Question

When to replace a maintenance system. An article in the Journal of Quality of Maintenance Engineering (Vol. 19,2013) studied the problem of finding the optimal replacement policy for a maintenance system. Consider a system that is tested every 12 hours. The test will determine whether there are any flaws in the system. Assume that the probability of no flaw being detected is .85. If a flaw (failure) is detected, the system is repaired. Following the fifth failed test, the system is completely replaced.

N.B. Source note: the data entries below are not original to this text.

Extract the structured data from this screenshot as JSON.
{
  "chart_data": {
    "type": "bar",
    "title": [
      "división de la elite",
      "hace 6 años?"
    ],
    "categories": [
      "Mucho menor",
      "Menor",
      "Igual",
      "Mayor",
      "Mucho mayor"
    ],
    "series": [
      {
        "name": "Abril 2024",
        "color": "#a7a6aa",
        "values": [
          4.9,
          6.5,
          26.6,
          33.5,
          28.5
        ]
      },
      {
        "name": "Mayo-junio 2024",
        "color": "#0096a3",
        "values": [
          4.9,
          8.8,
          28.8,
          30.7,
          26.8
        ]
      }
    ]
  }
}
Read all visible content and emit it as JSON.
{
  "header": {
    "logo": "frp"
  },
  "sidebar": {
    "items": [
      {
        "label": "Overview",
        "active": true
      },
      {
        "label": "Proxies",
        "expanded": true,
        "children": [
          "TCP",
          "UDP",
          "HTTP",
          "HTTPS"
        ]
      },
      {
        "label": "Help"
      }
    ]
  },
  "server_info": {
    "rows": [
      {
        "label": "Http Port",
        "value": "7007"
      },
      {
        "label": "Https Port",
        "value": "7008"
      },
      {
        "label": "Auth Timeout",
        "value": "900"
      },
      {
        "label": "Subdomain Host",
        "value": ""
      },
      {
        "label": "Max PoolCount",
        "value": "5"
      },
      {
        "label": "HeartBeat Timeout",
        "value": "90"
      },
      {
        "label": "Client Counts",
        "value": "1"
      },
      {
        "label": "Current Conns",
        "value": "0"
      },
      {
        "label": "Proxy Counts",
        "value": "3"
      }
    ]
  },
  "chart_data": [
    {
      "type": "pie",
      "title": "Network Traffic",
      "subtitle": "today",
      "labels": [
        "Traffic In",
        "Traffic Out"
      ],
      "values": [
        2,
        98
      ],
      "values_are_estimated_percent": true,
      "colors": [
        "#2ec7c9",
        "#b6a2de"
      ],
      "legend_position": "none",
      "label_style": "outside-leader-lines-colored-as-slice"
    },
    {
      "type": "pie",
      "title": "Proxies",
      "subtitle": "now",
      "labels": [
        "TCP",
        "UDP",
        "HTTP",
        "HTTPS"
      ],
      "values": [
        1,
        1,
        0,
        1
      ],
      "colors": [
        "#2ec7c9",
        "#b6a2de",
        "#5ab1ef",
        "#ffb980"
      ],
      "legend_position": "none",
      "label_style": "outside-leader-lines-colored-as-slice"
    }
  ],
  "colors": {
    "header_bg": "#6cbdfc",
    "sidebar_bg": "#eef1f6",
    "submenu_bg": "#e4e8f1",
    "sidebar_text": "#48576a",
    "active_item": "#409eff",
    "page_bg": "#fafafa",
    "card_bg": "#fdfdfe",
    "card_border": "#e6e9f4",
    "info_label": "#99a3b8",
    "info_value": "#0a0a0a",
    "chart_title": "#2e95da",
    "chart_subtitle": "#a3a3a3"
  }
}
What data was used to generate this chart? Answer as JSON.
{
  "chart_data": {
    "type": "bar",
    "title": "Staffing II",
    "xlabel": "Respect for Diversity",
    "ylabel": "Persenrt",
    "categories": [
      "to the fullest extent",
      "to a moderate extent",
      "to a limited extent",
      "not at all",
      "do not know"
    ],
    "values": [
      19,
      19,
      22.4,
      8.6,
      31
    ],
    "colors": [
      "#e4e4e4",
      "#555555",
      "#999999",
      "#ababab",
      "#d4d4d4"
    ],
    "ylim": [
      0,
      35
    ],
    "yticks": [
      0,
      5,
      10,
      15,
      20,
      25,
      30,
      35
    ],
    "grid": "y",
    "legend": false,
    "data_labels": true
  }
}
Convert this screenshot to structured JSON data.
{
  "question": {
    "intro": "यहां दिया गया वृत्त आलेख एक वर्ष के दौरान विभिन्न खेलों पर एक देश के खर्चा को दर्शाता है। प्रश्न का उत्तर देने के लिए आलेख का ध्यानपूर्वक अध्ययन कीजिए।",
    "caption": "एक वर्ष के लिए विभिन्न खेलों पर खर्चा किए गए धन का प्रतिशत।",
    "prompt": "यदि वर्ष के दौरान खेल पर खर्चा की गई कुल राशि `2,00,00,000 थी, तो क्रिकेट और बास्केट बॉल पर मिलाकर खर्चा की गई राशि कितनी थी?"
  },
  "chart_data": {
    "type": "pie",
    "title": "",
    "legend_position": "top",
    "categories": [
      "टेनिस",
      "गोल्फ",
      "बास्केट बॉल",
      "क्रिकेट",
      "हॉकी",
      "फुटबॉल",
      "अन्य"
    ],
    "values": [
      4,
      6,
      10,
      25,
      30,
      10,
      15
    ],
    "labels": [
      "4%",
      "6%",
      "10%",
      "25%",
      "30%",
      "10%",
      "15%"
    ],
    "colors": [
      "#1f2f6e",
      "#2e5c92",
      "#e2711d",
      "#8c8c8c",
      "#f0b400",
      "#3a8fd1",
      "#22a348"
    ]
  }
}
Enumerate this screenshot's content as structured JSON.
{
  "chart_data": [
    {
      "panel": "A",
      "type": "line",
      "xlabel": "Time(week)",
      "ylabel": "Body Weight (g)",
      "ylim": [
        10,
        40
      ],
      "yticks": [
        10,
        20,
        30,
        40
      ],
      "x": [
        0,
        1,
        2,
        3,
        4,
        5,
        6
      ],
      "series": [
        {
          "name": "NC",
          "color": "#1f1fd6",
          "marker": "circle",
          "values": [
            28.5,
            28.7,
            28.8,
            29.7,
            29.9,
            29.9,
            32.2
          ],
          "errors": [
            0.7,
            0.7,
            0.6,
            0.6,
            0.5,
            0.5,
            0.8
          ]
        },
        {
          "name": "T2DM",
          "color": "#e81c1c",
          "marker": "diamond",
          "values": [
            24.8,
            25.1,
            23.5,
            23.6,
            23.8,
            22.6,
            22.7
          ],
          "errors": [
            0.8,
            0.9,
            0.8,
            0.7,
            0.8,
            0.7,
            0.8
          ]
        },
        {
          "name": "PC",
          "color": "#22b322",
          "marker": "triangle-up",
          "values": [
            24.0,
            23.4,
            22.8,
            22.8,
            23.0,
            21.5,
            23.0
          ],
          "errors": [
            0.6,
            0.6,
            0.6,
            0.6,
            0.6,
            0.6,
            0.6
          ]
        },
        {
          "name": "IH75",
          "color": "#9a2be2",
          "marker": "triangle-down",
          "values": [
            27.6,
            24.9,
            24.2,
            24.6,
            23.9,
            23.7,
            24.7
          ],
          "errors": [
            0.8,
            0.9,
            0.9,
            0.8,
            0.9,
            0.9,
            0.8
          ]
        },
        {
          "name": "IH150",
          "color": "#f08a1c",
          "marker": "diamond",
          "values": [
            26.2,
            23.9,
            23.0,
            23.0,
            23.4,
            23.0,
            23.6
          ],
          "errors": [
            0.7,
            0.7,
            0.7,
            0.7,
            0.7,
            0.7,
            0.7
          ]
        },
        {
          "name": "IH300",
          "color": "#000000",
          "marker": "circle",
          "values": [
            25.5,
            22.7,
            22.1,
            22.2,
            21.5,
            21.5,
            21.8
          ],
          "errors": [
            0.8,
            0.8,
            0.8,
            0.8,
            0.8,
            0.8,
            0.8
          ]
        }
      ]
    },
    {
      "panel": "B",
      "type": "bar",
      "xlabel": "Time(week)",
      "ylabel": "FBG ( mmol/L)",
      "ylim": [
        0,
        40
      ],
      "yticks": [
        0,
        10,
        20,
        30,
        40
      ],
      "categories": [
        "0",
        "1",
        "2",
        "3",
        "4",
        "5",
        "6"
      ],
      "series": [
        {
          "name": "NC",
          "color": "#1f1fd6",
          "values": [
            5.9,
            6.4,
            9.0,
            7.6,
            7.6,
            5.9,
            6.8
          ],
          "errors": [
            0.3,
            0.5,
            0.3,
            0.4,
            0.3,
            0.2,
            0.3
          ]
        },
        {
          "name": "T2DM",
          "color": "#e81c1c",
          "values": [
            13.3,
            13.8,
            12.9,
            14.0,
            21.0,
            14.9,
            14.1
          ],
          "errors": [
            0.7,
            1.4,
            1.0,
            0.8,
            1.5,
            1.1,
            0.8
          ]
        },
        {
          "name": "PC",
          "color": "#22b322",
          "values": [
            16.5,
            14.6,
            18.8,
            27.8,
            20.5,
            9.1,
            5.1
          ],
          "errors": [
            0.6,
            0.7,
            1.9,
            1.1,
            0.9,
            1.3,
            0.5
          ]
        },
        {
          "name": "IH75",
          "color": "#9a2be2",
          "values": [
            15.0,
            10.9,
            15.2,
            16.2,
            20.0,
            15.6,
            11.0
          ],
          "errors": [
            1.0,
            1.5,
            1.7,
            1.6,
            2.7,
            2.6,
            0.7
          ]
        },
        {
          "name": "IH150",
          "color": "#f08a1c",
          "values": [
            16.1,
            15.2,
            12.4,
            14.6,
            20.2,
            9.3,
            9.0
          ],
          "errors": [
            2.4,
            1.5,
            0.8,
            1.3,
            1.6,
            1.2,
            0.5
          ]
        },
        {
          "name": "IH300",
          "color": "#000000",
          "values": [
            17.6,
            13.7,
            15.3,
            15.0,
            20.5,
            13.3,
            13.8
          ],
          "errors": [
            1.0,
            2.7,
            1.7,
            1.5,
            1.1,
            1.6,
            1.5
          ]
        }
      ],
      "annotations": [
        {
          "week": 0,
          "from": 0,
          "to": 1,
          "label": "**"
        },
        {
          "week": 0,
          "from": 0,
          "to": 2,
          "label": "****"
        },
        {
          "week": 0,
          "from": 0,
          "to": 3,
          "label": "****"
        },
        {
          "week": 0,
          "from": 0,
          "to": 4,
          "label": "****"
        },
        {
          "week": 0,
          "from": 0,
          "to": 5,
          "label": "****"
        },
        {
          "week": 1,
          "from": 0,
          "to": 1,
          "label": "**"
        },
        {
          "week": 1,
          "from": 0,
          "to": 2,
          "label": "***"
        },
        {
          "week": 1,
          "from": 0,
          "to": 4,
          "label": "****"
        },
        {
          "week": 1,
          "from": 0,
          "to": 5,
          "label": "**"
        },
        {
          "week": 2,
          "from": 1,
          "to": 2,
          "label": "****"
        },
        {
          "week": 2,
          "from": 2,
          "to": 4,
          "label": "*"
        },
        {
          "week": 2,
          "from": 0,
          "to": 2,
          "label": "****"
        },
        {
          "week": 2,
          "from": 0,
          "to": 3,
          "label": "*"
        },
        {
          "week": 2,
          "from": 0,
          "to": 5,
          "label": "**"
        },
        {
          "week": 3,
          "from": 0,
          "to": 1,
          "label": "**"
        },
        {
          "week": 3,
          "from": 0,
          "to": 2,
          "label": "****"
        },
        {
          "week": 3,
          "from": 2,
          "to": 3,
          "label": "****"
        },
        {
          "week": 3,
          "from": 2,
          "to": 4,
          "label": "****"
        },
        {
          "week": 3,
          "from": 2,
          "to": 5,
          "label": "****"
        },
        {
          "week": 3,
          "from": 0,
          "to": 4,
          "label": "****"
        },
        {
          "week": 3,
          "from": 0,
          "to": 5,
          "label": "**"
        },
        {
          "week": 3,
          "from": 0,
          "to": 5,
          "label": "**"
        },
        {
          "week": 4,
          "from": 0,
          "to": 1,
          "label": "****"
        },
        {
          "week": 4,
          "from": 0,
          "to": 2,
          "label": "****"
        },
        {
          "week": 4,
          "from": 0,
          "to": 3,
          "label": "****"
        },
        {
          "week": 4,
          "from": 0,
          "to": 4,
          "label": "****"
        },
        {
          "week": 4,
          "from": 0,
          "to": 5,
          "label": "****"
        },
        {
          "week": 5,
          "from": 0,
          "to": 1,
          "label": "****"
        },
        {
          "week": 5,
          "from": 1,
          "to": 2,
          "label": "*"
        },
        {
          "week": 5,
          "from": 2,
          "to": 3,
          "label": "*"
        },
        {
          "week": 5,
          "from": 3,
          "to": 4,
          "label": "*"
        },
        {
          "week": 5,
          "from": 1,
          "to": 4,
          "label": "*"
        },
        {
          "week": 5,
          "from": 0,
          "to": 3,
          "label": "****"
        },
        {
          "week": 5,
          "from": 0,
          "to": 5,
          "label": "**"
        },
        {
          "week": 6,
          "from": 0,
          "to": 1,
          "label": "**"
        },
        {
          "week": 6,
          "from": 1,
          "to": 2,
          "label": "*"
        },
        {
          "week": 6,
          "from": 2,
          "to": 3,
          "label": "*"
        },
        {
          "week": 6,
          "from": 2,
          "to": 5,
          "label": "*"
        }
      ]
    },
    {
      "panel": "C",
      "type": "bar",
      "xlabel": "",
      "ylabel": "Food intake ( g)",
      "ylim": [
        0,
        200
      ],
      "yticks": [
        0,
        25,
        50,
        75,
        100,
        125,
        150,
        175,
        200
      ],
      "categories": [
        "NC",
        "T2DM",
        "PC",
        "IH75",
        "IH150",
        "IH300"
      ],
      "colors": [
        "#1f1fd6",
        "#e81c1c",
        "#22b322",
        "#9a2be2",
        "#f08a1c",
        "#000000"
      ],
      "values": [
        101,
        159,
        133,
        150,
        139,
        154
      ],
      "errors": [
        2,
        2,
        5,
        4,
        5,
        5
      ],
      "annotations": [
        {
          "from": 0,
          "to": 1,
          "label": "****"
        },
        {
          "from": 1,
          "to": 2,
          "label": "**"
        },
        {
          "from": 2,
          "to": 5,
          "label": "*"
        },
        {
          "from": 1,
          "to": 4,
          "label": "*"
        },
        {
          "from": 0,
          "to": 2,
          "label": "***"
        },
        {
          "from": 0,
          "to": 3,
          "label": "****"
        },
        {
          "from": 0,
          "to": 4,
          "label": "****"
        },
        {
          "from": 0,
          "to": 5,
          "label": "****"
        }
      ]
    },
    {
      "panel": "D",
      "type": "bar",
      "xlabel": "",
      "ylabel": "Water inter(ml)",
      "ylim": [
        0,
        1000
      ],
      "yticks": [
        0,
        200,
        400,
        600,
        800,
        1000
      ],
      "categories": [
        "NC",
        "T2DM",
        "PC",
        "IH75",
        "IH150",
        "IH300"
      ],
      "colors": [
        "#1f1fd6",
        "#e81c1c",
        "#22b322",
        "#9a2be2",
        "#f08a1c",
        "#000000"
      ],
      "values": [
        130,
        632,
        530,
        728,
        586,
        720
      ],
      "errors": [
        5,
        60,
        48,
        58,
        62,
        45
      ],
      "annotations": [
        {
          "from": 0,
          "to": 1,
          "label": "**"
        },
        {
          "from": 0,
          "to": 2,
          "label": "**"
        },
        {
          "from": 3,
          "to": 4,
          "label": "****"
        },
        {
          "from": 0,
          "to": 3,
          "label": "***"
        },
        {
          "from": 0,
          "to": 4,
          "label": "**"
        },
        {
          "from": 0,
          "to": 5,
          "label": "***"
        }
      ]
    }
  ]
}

Now, let x represent the number of tests until the system needs to be replaced.

a. Give the probability distribution for x as a formula.

b. Find the probability that the system needs to be replaced after 8 total tests.

Short answer

a. The probability distribution for x as a formula is $\left(\begin{array}{l}x-1\\ x-5\end{array}\right){(1-0.85)}^5{\left(0.85\right)}^{x-5}$.

b. The probability that the system is replaced after 8 total tests is 0.0016.

Step-by-step solution

Calculating the Probability distribution for x with the formula

a.

Let x denote the random variable that the number of testes until the system need to be replaced.

The probability that no flaw is detected is$p=0.85$

And the probability that flaw is detected is

$\begin{array}{c}(1-p)=1-0.85\\ =0.15\end{array}$

The system is replaced if the 5^th flaw occurs on the last trail or on the xth trail.

Hence it is clear that the negative binomial distribution.

Let x be the discrete random variable with r number of failures, then probability mass function is,

localid="1661969502731" $\begin{array}{c}{\rm P}(X=x)=\left(\begin{array}{l}x-1\\ x-5\end{array}\right){(1-p)}^5{p}^{x-5};x=5,6,7\\ =\left(\begin{array}{l}x-1\\ x-5\end{array}\right){(1-0.85)}^5{\left(0.85\right)}^{x-5}\end{array}$

Calculating the Probability that the system need to be replaced after total 8 tests. 

b.

Consider,

$\begin{array}{c}{\rm P}(x=8)=\left(\begin{array}{l}8-1\\ 8-5\end{array}\right){(1-0.85)}^5{\left(0.85\right)}^{8-5}\\ =\left(\begin{array}{l}8-1\\ 8-5\end{array}\right){\left(0.15\right)}^5{\left(0.85\right)}^3\\ =\left((\begin{array}{l}7\\ 3\end{array}\right){\left(0.15\right)}^5{\left(0.85\right)}^3\end{array}$

$\begin{array}{c}{\rm P}(x=8)=35\times 0.0000759375\times 0.614125\\ =0.0016\end{array}$

Hence the probability that the system is replaced after 8 total tests is 0.0016.